Thanks for pointing out the error of "setattr". I have updated the qdiff/quant_model.py file. Please use the new one :)
@hatchetProject Hello, I have encountered a question regarding whether 'err += loss_func(activation[k], activation_fp[k][ihead:(i+1)head].cuda()) ' in post_layer_recon_imagenet.py needs to be uncommented.
P.S. This line is commented in post_layer_recon_uncond.py Thank you very much!!
No, it doesn't need to be uncommented in pd_optimize_timewise(), you can comment the above line 103 as well. Typically including this or not does not influence much. The line is only uncommented for Stable Diffusion to provide finer-grained alignment.
Got it, thanks a lot.
@mason5957 Hi,I also encountered the problem with
AttributeError: 'numpy.int64' object has no attribute 'detach'
you mentioned above. How did you fix this bug?
@cantbebetter2 Hi, I have changed the class CheckpointFunction in ldm/modules/diffusionmodules/util.py aT line 190 into
`class CheckpointFunction(torch.autograd.Function): @staticmethod def forward(ctx, run_function, length, *args): ctx.run_function = run_function ctx.input_tensors = list(args[:length]) ctx.input_params = list(args[length:])
with torch.no_grad():
output_tensors = ctx.run_function(*ctx.input_tensors)
return output_tensors
@staticmethod
def backward(ctx, *output_grads):
# print("ctx.input_tensors: ",ctx.input_tensors)

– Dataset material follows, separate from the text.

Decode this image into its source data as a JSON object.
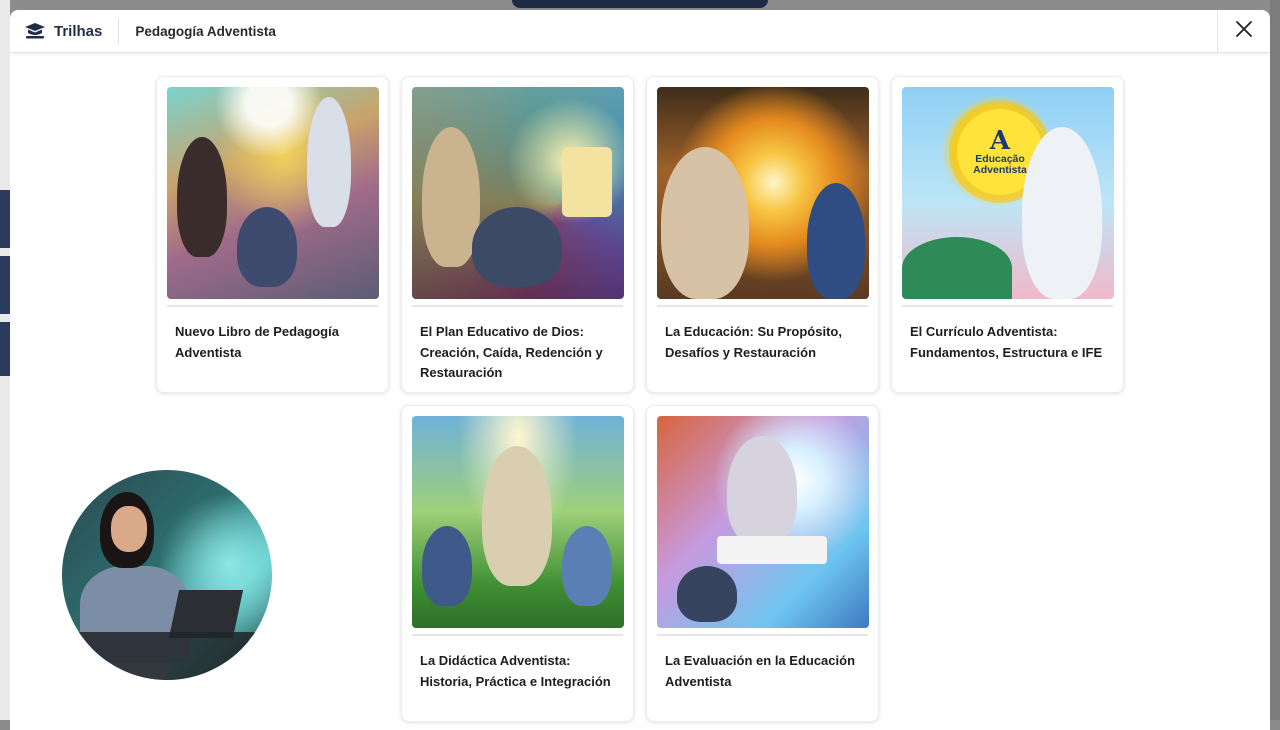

# print(type(ctx.input_tensors))
# for x in ctx.input_tensors:
# print(x.dtype)
# print(x)
# assume ctx.input_tensors include NumPy arrays and PyTorch Tensors
ctx.input_tensors = [
x if isinstance(x, torch.Tensor)
else torch.tensor(x, dtype=torch.float32).requires_grad_(True) if isinstance(x, (np.ndarray, np.generic))
else x
for x in ctx.input_tensors
]
ctx.input_tensors = [x.detach().requires_grad_(True) for x in ctx.input_tensors]
with torch.enable_grad():
# Fixes a bug where the first op in run_function modifies the
# Tensor storage in place, which is not allowed for detach()'d
# Tensors.
shallow_copies = [x.view_as(x) for x in ctx.input_tensors]
# shallow_copies = [x.view_as(x) if idx != 2 else x.view_as(x).item() for idx, x in enumerate(ctx.input_tensors)]
# print("shallow_copies[0]:", shallow_copies[0])
# print("shallow_copies[1]:", shallow_copies[1])
# print("shallow_copies[2]:", shallow_copies[2])
output_tensors = ctx.run_function(*shallow_copies)
input_grads = torch.autograd.grad(
output_tensors,
ctx.input_tensors + ctx.input_params,
output_grads,
allow_unused=True,
)
del ctx.input_tensors
del ctx.input_params
del output_tensors
return (None, None) + input_grads`
@mason5957 Thanks a lot! I was surprised that you responded so quickly, it definitely solved my problem. By the way, may I ask how much time it takes for one PTQ calibration. I successfully run the script for imagenet without pd_optimize_timeembed and pd_optimize_timewise, and it already takes much longer time than other PTQ methods.
@cantbebetter2 Not at all. For me, the entire process typically takes about 2 days to complete.
@mason5957 @cantbebetter2
The time cost is mainly at the reconstruction stage (for the weights). Typically we just load the weight quantization parameters and then calculate the time cost and performance. It is also valid to skip the reconstruction stage, sometimes with negligible performance degradation.
If you run without pd_optimize_timeembed and pd_optimize_timewise (w8a8 and w4a8), it is just QDiffusion without activation reconstruction, which cannot take more time.
Thank you for your work. However, Is it normal for the model initialization process to take up to an hour?